Khadr teen tortured, family says
By COLIN FREEZE
Toronto — A Canadian teenager who has spent his formative years in Guantanamo Bay, Cuba, has been tortured by his U.S. captors, the teen's lawyers and relatives said Wednesday.
They urged Canadian officials to be more “outspoken” in securing the legal rights of Omar Khadr, who has been detained since he was captured in a deadly Afghanistan firefight with U.S. forces three years ago, when he was just 15 years old. The lawyers accused Canada of being complicit in the “torture” he is said to have suffered.

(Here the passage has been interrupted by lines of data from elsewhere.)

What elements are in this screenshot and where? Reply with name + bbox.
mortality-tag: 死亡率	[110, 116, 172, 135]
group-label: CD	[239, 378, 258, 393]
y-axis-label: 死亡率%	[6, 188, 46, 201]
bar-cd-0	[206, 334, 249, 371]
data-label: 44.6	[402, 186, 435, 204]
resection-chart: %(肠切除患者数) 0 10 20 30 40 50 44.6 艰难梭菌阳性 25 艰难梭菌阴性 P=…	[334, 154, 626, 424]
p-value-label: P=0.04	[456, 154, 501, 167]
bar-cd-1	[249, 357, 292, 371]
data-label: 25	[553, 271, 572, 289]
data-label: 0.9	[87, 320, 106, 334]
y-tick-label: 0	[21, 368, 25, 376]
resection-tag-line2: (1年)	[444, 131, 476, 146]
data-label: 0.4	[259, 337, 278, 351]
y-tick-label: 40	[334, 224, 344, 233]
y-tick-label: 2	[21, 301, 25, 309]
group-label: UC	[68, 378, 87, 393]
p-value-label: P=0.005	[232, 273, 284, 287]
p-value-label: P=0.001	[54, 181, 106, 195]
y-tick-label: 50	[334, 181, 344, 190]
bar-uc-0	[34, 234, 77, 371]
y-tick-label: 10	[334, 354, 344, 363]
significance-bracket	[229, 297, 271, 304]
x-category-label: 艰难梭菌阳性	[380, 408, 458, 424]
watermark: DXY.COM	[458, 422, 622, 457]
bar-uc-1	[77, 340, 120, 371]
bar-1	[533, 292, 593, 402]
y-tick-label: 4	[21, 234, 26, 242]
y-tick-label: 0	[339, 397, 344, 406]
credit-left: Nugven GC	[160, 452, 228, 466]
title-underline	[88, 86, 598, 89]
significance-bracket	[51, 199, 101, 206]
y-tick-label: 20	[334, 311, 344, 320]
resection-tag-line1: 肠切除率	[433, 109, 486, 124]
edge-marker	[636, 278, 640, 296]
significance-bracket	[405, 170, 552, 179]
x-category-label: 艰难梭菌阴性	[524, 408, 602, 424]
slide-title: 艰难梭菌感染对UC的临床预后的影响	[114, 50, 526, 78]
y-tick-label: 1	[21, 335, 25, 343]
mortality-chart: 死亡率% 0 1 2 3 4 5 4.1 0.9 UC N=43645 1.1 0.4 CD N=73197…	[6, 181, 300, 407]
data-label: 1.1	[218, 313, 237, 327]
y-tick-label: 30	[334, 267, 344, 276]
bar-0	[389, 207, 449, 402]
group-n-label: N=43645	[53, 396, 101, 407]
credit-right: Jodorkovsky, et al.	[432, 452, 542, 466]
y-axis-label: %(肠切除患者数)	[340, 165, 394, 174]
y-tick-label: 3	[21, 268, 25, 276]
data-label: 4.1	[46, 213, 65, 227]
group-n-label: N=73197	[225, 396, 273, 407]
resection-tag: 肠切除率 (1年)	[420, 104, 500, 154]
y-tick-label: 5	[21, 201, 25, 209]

Mr. Khadr, an Afghanistan-raised Arab Canadian citizen whose brothers and late father have also been detained as suspected terrorists, was visited by his U.S. lawyers for four days this past fall. They said he had been mistreated by his captors and is traumatized by his ordeal. “He had just turned 18 at the time we were there,” said laywer Muneer Ahmed. “He a young 18. He's a child.”
Mr. Khadr has not been formally charged with any crime, but U.S. forces have declared him an enemy combatant and accused him of killing an American soldier with a grenade and also laying landmines meant to blow up U.S. vehicles. He has not been given any of the legal rights typically afforded to prisoners of war.
In a new affidavit, the lawyers allege that American soldiers traumatized Mr. Khadr by physically abusing him, threatening him with rape, and using him as a “human mop” to clean up his own urine. The allegations are the latest in a long series of complaints of human rights abuses to be levied by a detainees against the U.S. soldiers who run the detainment facility on the coast of Cuba.